Leon announces to Brian that the chocolate sale has “disproven a law of nature”—one rotten apple does not spoil the bunch. School spirit has prevailed, Leon says, and Brian wonders if the brother is actually right. Brian thinks briefly that it’s wrong to claim that the school is more important that individuals within it, but gives up this train of thought quickly—he is relieved that the sale is over, and so is his job as treasurer.
Brother Leon reveals that his stake in the chocolate sale is, after all, greater than just his own financial concerns.
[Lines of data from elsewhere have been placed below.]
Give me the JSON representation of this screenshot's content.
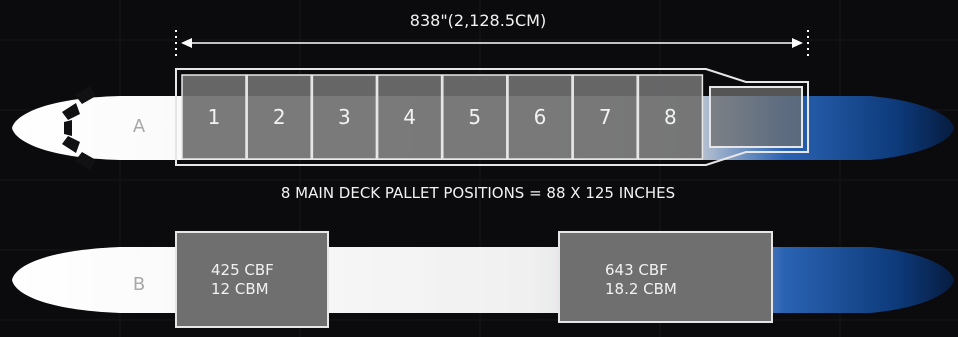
{
  "dimension": {
    "label": "838\"(2,128.5CM)"
  },
  "deck_a": {
    "label": "A",
    "positions": [
      "1",
      "2",
      "3",
      "4",
      "5",
      "6",
      "7",
      "8"
    ],
    "caption": "8 MAIN DECK PALLET POSITIONS = 88 X 125 INCHES"
  },
  "deck_b": {
    "label": "B",
    "forward_hold": {
      "line1": "425 CBF",
      "line2": "12 CBM"
    },
    "aft_hold": {
      "line1": "643 CBF",
      "line2": "18.2 CBM"
    }
  },
  "colors": {
    "background": "#0b0b0d",
    "fuselage": "#ffffff",
    "nose_blue": "#1f5aa8",
    "pallet_fill": "#6f6f6f",
    "outline": "#e6e6e6",
    "text_light": "#f2f2f2",
    "label_gray": "#a8a8a8"
  },
  "icons": {
    "cockpit": "cockpit-windows-icon"
  }
}
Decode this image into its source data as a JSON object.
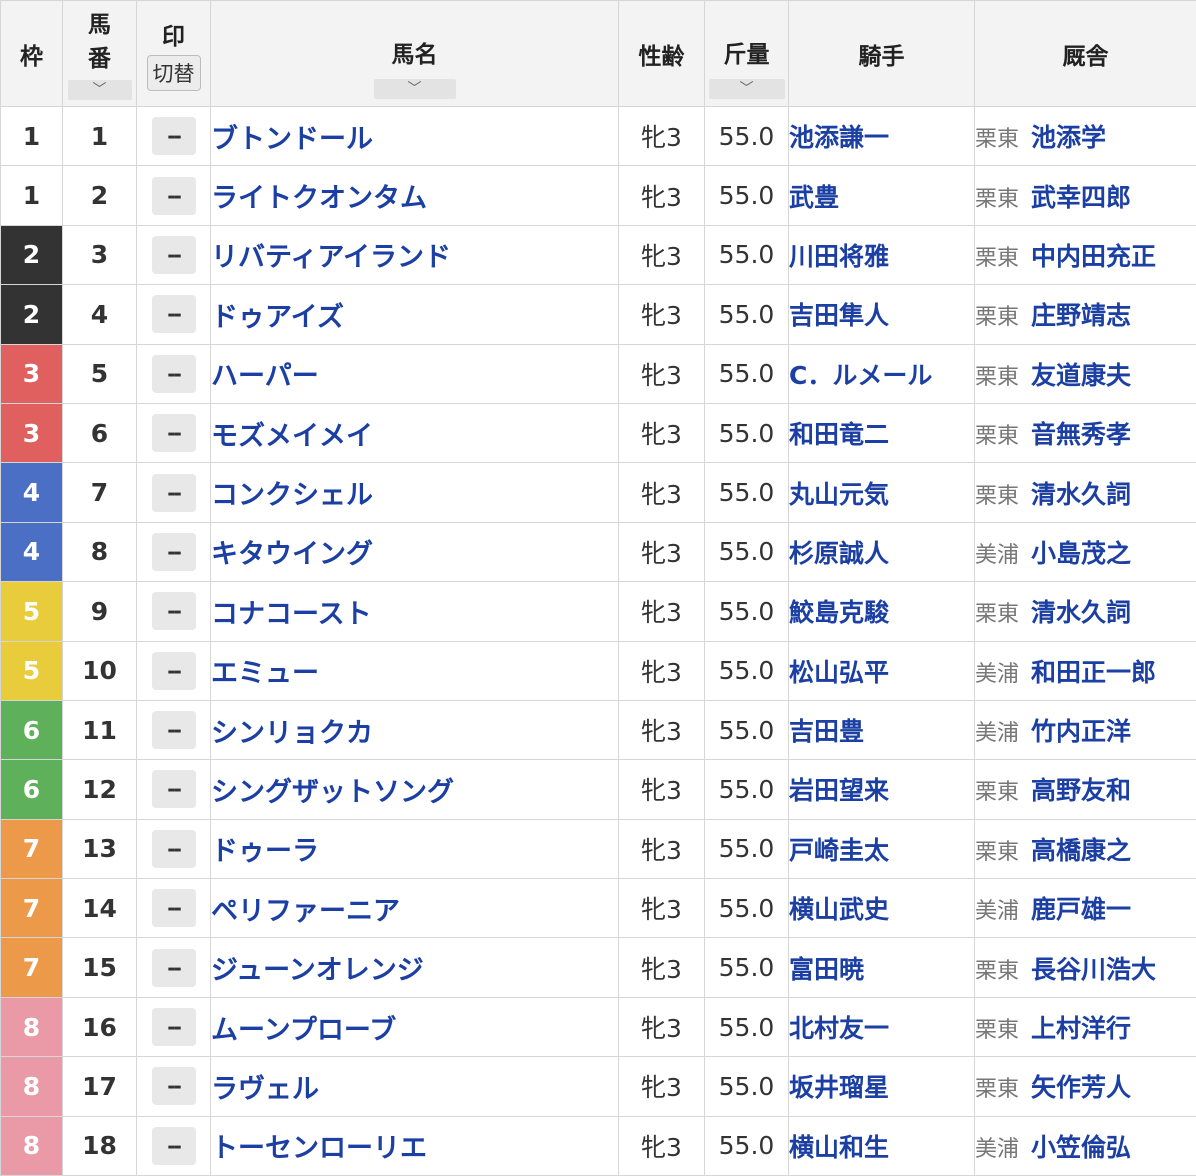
{
  "header": {
    "waku": "枠",
    "umaban_line1": "馬",
    "umaban_line2": "番",
    "mark": "印",
    "mark_toggle": "切替",
    "horse": "馬名",
    "sexage": "性齢",
    "weight": "斤量",
    "jockey": "騎手",
    "stable": "厩舎",
    "sort_glyph": "﹀"
  },
  "mark_placeholder": "--",
  "waku_colors": {
    "1": {
      "bg": "#ffffff",
      "fg": "#333333"
    },
    "2": {
      "bg": "#333333",
      "fg": "#ffffff"
    },
    "3": {
      "bg": "#e06060",
      "fg": "#ffffff"
    },
    "4": {
      "bg": "#4a6fc4",
      "fg": "#ffffff"
    },
    "5": {
      "bg": "#e8cc3c",
      "fg": "#ffffff"
    },
    "6": {
      "bg": "#5fb05a",
      "fg": "#ffffff"
    },
    "7": {
      "bg": "#ec9a4a",
      "fg": "#ffffff"
    },
    "8": {
      "bg": "#ea9aa6",
      "fg": "#ffffff"
    }
  },
  "rows": [
    {
      "waku": "1",
      "umaban": "1",
      "horse": "ブトンドール",
      "sexage": "牝3",
      "weight": "55.0",
      "jockey": "池添謙一",
      "region": "栗東",
      "trainer": "池添学"
    },
    {
      "waku": "1",
      "umaban": "2",
      "horse": "ライトクオンタム",
      "sexage": "牝3",
      "weight": "55.0",
      "jockey": "武豊",
      "region": "栗東",
      "trainer": "武幸四郎"
    },
    {
      "waku": "2",
      "umaban": "3",
      "horse": "リバティアイランド",
      "sexage": "牝3",
      "weight": "55.0",
      "jockey": "川田将雅",
      "region": "栗東",
      "trainer": "中内田充正"
    },
    {
      "waku": "2",
      "umaban": "4",
      "horse": "ドゥアイズ",
      "sexage": "牝3",
      "weight": "55.0",
      "jockey": "吉田隼人",
      "region": "栗東",
      "trainer": "庄野靖志"
    },
    {
      "waku": "3",
      "umaban": "5",
      "horse": "ハーパー",
      "sexage": "牝3",
      "weight": "55.0",
      "jockey": "C．ルメール",
      "region": "栗東",
      "trainer": "友道康夫"
    },
    {
      "waku": "3",
      "umaban": "6",
      "horse": "モズメイメイ",
      "sexage": "牝3",
      "weight": "55.0",
      "jockey": "和田竜二",
      "region": "栗東",
      "trainer": "音無秀孝"
    },
    {
      "waku": "4",
      "umaban": "7",
      "horse": "コンクシェル",
      "sexage": "牝3",
      "weight": "55.0",
      "jockey": "丸山元気",
      "region": "栗東",
      "trainer": "清水久詞"
    },
    {
      "waku": "4",
      "umaban": "8",
      "horse": "キタウイング",
      "sexage": "牝3",
      "weight": "55.0",
      "jockey": "杉原誠人",
      "region": "美浦",
      "trainer": "小島茂之"
    },
    {
      "waku": "5",
      "umaban": "9",
      "horse": "コナコースト",
      "sexage": "牝3",
      "weight": "55.0",
      "jockey": "鮫島克駿",
      "region": "栗東",
      "trainer": "清水久詞"
    },
    {
      "waku": "5",
      "umaban": "10",
      "horse": "エミュー",
      "sexage": "牝3",
      "weight": "55.0",
      "jockey": "松山弘平",
      "region": "美浦",
      "trainer": "和田正一郎"
    },
    {
      "waku": "6",
      "umaban": "11",
      "horse": "シンリョクカ",
      "sexage": "牝3",
      "weight": "55.0",
      "jockey": "吉田豊",
      "region": "美浦",
      "trainer": "竹内正洋"
    },
    {
      "waku": "6",
      "umaban": "12",
      "horse": "シングザットソング",
      "sexage": "牝3",
      "weight": "55.0",
      "jockey": "岩田望来",
      "region": "栗東",
      "trainer": "高野友和"
    },
    {
      "waku": "7",
      "umaban": "13",
      "horse": "ドゥーラ",
      "sexage": "牝3",
      "weight": "55.0",
      "jockey": "戸崎圭太",
      "region": "栗東",
      "trainer": "高橋康之"
    },
    {
      "waku": "7",
      "umaban": "14",
      "horse": "ペリファーニア",
      "sexage": "牝3",
      "weight": "55.0",
      "jockey": "横山武史",
      "region": "美浦",
      "trainer": "鹿戸雄一"
    },
    {
      "waku": "7",
      "umaban": "15",
      "horse": "ジューンオレンジ",
      "sexage": "牝3",
      "weight": "55.0",
      "jockey": "富田暁",
      "region": "栗東",
      "trainer": "長谷川浩大"
    },
    {
      "waku": "8",
      "umaban": "16",
      "horse": "ムーンプローブ",
      "sexage": "牝3",
      "weight": "55.0",
      "jockey": "北村友一",
      "region": "栗東",
      "trainer": "上村洋行"
    },
    {
      "waku": "8",
      "umaban": "17",
      "horse": "ラヴェル",
      "sexage": "牝3",
      "weight": "55.0",
      "jockey": "坂井瑠星",
      "region": "栗東",
      "trainer": "矢作芳人"
    },
    {
      "waku": "8",
      "umaban": "18",
      "horse": "トーセンローリエ",
      "sexage": "牝3",
      "weight": "55.0",
      "jockey": "横山和生",
      "region": "美浦",
      "trainer": "小笠倫弘"
    }
  ]
}
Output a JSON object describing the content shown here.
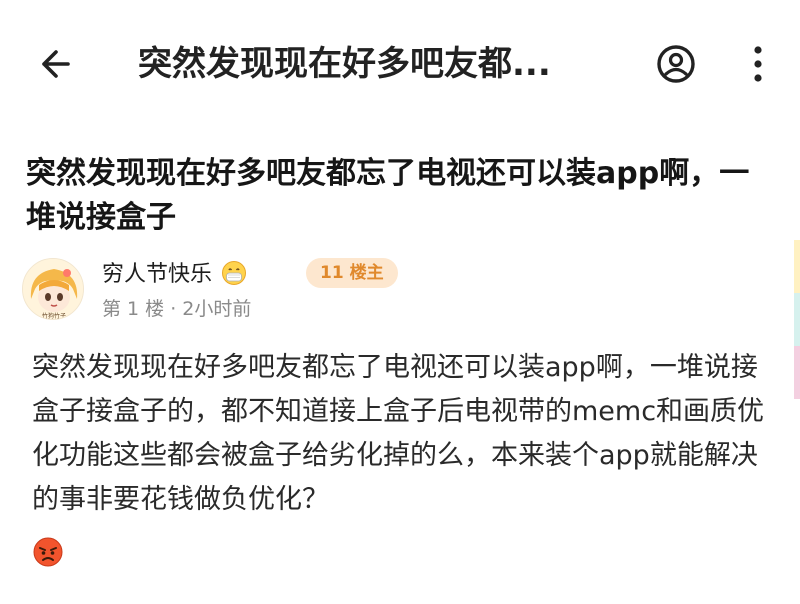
{
  "header": {
    "title": "突然发现现在好多吧友都..."
  },
  "post": {
    "title": "突然发现现在好多吧友都忘了电视还可以装app啊，一堆说接盒子",
    "author": {
      "name": "穷人节快乐",
      "badge": "11 楼主",
      "meta": "第 1 楼 · 2小时前",
      "avatar_caption": "竹狗竹子"
    },
    "body": "突然发现现在好多吧友都忘了电视还可以装app啊，一堆说接盒子接盒子的，都不知道接上盒子后电视带的memc和画质优化功能这些都会被盒子给劣化掉的么，本来装个app就能解决的事非要花钱做负优化？"
  },
  "icons": {
    "back": "arrow-left-icon",
    "user": "user-circle-icon",
    "more": "more-vertical-icon",
    "name_emoji": "mask-face-emoji",
    "body_emoji": "angry-face-emoji"
  },
  "colors": {
    "badge_bg": "#fde7cf",
    "badge_text": "#e0892c",
    "meta": "#8a8a8a",
    "edge": [
      "#fff1c2",
      "#d6f1ee",
      "#f4cfe0"
    ]
  }
}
He also wanted to use the sale, alongside the Vigils, to prove that outsiders, rebels, and iconoclasts have no place at Trinity, and that tradition will always win.
Elsewhere in the school, Archie asks Obie if Obie has set the fifty boxes aside—Obie says he has, and asks what they’re for. Archie announces that tomorrow night, on the football field, there is going to be a special assembly—one that is strictly for the student body, and not the Brothers. Obie asks if even Renault will be there, and Archie says that he will—they are giving Jerry one last chance to get rid of his chocolates by raffling them off.
Archie is up to something—he is cooking up a scheme to secure power over the student body once and for all, and bring the chocolate sale to its conclusion in a dramatic show of force and the power of tradition and coercion.